One issue that will arise is that people will have multiple interests. They’ll essentially have various types of programming on their FriendFeed “TV channels”. For a good example of that today, see Dave Winer’s FriendFeed stream. Dave has two passions: technology and politics. I like the technology stuff, but I tend to ignore the political streams.

Well, this will become a bigger issue as FriendFeed expands. I personally like the noise of the people I follow, but my subscriptions seem to generally stick with recurring topics. But as more mainstream users come on board, the divergence of topics for any single person will likely increase.
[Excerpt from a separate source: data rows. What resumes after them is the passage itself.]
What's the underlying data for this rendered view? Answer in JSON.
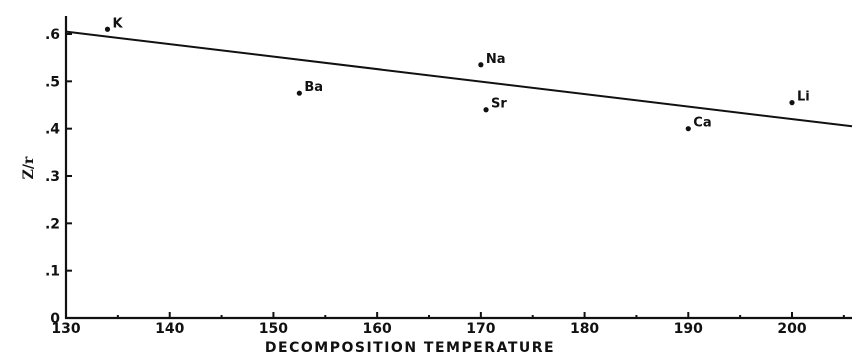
{
  "chart_data": {
    "type": "scatter",
    "xlabel": "DECOMPOSITION TEMPERATURE",
    "ylabel": "Z/r",
    "xlim": [
      130,
      206
    ],
    "ylim": [
      0,
      0.65
    ],
    "x_ticks": [
      130,
      140,
      150,
      160,
      170,
      180,
      190,
      200
    ],
    "x_tick_labels": [
      "130",
      "140",
      "150",
      "160",
      "170",
      "180",
      "190",
      "200"
    ],
    "y_ticks": [
      0,
      0.1,
      0.2,
      0.3,
      0.4,
      0.5,
      0.6
    ],
    "y_tick_labels": [
      "0",
      ".1",
      ".2",
      ".3",
      ".4",
      ".5",
      ".6"
    ],
    "points": [
      {
        "label": "K",
        "x": 134,
        "y": 0.61
      },
      {
        "label": "Ba",
        "x": 152.5,
        "y": 0.475
      },
      {
        "label": "Na",
        "x": 170,
        "y": 0.535
      },
      {
        "label": "Sr",
        "x": 170.5,
        "y": 0.44
      },
      {
        "label": "Ca",
        "x": 190,
        "y": 0.4
      },
      {
        "label": "Li",
        "x": 200,
        "y": 0.455
      }
    ],
    "trendline": {
      "x": [
        130,
        206
      ],
      "y": [
        0.605,
        0.405
      ]
    },
    "grid": false,
    "legend": "none"
  }
}
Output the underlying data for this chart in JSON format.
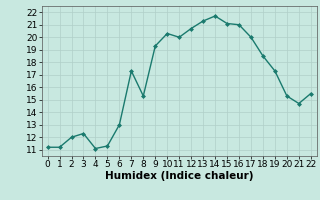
{
  "x": [
    0,
    1,
    2,
    3,
    4,
    5,
    6,
    7,
    8,
    9,
    10,
    11,
    12,
    13,
    14,
    15,
    16,
    17,
    18,
    19,
    20,
    21,
    22
  ],
  "y": [
    11.2,
    11.2,
    12.0,
    12.3,
    11.1,
    11.3,
    13.0,
    17.3,
    15.3,
    19.3,
    20.3,
    20.0,
    20.7,
    21.3,
    21.7,
    21.1,
    21.0,
    20.0,
    18.5,
    17.3,
    15.3,
    14.7,
    15.5
  ],
  "xlabel": "Humidex (Indice chaleur)",
  "ylim": [
    10.5,
    22.5
  ],
  "xlim": [
    -0.5,
    22.5
  ],
  "yticks": [
    11,
    12,
    13,
    14,
    15,
    16,
    17,
    18,
    19,
    20,
    21,
    22
  ],
  "xticks": [
    0,
    1,
    2,
    3,
    4,
    5,
    6,
    7,
    8,
    9,
    10,
    11,
    12,
    13,
    14,
    15,
    16,
    17,
    18,
    19,
    20,
    21,
    22
  ],
  "xtick_labels": [
    "0",
    "1",
    "2",
    "3",
    "4",
    "5",
    "6",
    "7",
    "8",
    "9",
    "10",
    "11",
    "12",
    "13",
    "14",
    "15",
    "16",
    "17",
    "18",
    "19",
    "20",
    "21",
    "22"
  ],
  "line_color": "#1a7a6e",
  "marker_color": "#1a7a6e",
  "bg_color": "#c8e8e0",
  "grid_color": "#b0cfc8",
  "tick_label_fontsize": 6.5,
  "xlabel_fontsize": 7.5
}
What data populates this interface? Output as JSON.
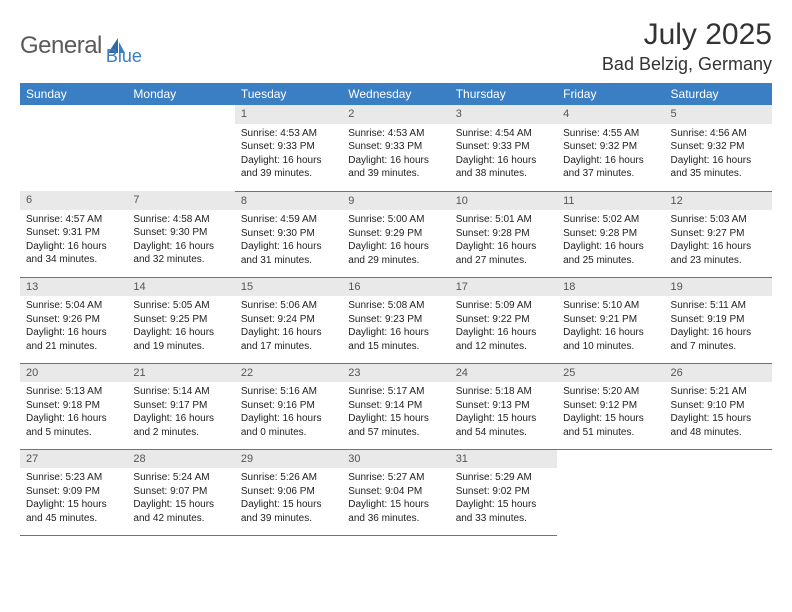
{
  "brand": {
    "name_part1": "General",
    "name_part2": "Blue"
  },
  "title": "July 2025",
  "location": "Bad Belzig, Germany",
  "colors": {
    "accent": "#3a7fc4",
    "header_text": "#ffffff",
    "daynum_bg": "#e9e9e9",
    "text": "#222222"
  },
  "weekdays": [
    "Sunday",
    "Monday",
    "Tuesday",
    "Wednesday",
    "Thursday",
    "Friday",
    "Saturday"
  ],
  "weeks": [
    [
      null,
      null,
      {
        "n": "1",
        "sunrise": "4:53 AM",
        "sunset": "9:33 PM",
        "daylight": "16 hours and 39 minutes."
      },
      {
        "n": "2",
        "sunrise": "4:53 AM",
        "sunset": "9:33 PM",
        "daylight": "16 hours and 39 minutes."
      },
      {
        "n": "3",
        "sunrise": "4:54 AM",
        "sunset": "9:33 PM",
        "daylight": "16 hours and 38 minutes."
      },
      {
        "n": "4",
        "sunrise": "4:55 AM",
        "sunset": "9:32 PM",
        "daylight": "16 hours and 37 minutes."
      },
      {
        "n": "5",
        "sunrise": "4:56 AM",
        "sunset": "9:32 PM",
        "daylight": "16 hours and 35 minutes."
      }
    ],
    [
      {
        "n": "6",
        "sunrise": "4:57 AM",
        "sunset": "9:31 PM",
        "daylight": "16 hours and 34 minutes."
      },
      {
        "n": "7",
        "sunrise": "4:58 AM",
        "sunset": "9:30 PM",
        "daylight": "16 hours and 32 minutes."
      },
      {
        "n": "8",
        "sunrise": "4:59 AM",
        "sunset": "9:30 PM",
        "daylight": "16 hours and 31 minutes."
      },
      {
        "n": "9",
        "sunrise": "5:00 AM",
        "sunset": "9:29 PM",
        "daylight": "16 hours and 29 minutes."
      },
      {
        "n": "10",
        "sunrise": "5:01 AM",
        "sunset": "9:28 PM",
        "daylight": "16 hours and 27 minutes."
      },
      {
        "n": "11",
        "sunrise": "5:02 AM",
        "sunset": "9:28 PM",
        "daylight": "16 hours and 25 minutes."
      },
      {
        "n": "12",
        "sunrise": "5:03 AM",
        "sunset": "9:27 PM",
        "daylight": "16 hours and 23 minutes."
      }
    ],
    [
      {
        "n": "13",
        "sunrise": "5:04 AM",
        "sunset": "9:26 PM",
        "daylight": "16 hours and 21 minutes."
      },
      {
        "n": "14",
        "sunrise": "5:05 AM",
        "sunset": "9:25 PM",
        "daylight": "16 hours and 19 minutes."
      },
      {
        "n": "15",
        "sunrise": "5:06 AM",
        "sunset": "9:24 PM",
        "daylight": "16 hours and 17 minutes."
      },
      {
        "n": "16",
        "sunrise": "5:08 AM",
        "sunset": "9:23 PM",
        "daylight": "16 hours and 15 minutes."
      },
      {
        "n": "17",
        "sunrise": "5:09 AM",
        "sunset": "9:22 PM",
        "daylight": "16 hours and 12 minutes."
      },
      {
        "n": "18",
        "sunrise": "5:10 AM",
        "sunset": "9:21 PM",
        "daylight": "16 hours and 10 minutes."
      },
      {
        "n": "19",
        "sunrise": "5:11 AM",
        "sunset": "9:19 PM",
        "daylight": "16 hours and 7 minutes."
      }
    ],
    [
      {
        "n": "20",
        "sunrise": "5:13 AM",
        "sunset": "9:18 PM",
        "daylight": "16 hours and 5 minutes."
      },
      {
        "n": "21",
        "sunrise": "5:14 AM",
        "sunset": "9:17 PM",
        "daylight": "16 hours and 2 minutes."
      },
      {
        "n": "22",
        "sunrise": "5:16 AM",
        "sunset": "9:16 PM",
        "daylight": "16 hours and 0 minutes."
      },
      {
        "n": "23",
        "sunrise": "5:17 AM",
        "sunset": "9:14 PM",
        "daylight": "15 hours and 57 minutes."
      },
      {
        "n": "24",
        "sunrise": "5:18 AM",
        "sunset": "9:13 PM",
        "daylight": "15 hours and 54 minutes."
      },
      {
        "n": "25",
        "sunrise": "5:20 AM",
        "sunset": "9:12 PM",
        "daylight": "15 hours and 51 minutes."
      },
      {
        "n": "26",
        "sunrise": "5:21 AM",
        "sunset": "9:10 PM",
        "daylight": "15 hours and 48 minutes."
      }
    ],
    [
      {
        "n": "27",
        "sunrise": "5:23 AM",
        "sunset": "9:09 PM",
        "daylight": "15 hours and 45 minutes."
      },
      {
        "n": "28",
        "sunrise": "5:24 AM",
        "sunset": "9:07 PM",
        "daylight": "15 hours and 42 minutes."
      },
      {
        "n": "29",
        "sunrise": "5:26 AM",
        "sunset": "9:06 PM",
        "daylight": "15 hours and 39 minutes."
      },
      {
        "n": "30",
        "sunrise": "5:27 AM",
        "sunset": "9:04 PM",
        "daylight": "15 hours and 36 minutes."
      },
      {
        "n": "31",
        "sunrise": "5:29 AM",
        "sunset": "9:02 PM",
        "daylight": "15 hours and 33 minutes."
      },
      null,
      null
    ]
  ],
  "labels": {
    "sunrise": "Sunrise:",
    "sunset": "Sunset:",
    "daylight": "Daylight:"
  }
}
FriendFeed will employ semantic web technologies to identify the topic of submitted items. These semantically-derived tags will be used to categorize content. Users can then subscribe only to content matching specific categories. How might this work?

A Dave Winer post with “Obama” in it is categorized as Politics. I could choose to hide all Dave Winer updates that are categorized in Politics.

Final Thoughts

The constant flow of new content, the rich comments and easy ‘Likes’, and the social aspect of FriendFeed will drive its mainstream adoption. It’s a terrific platform for self-expression and for engaging others who share your interests. It’s also got real potential to be a dominant platform for research. In the future, look for stories in magazines and newspapers asking, “Are we losing productivity because of FriendFeed?”

So what do you think? Will FriendFeed ever be mainstream? In ten years?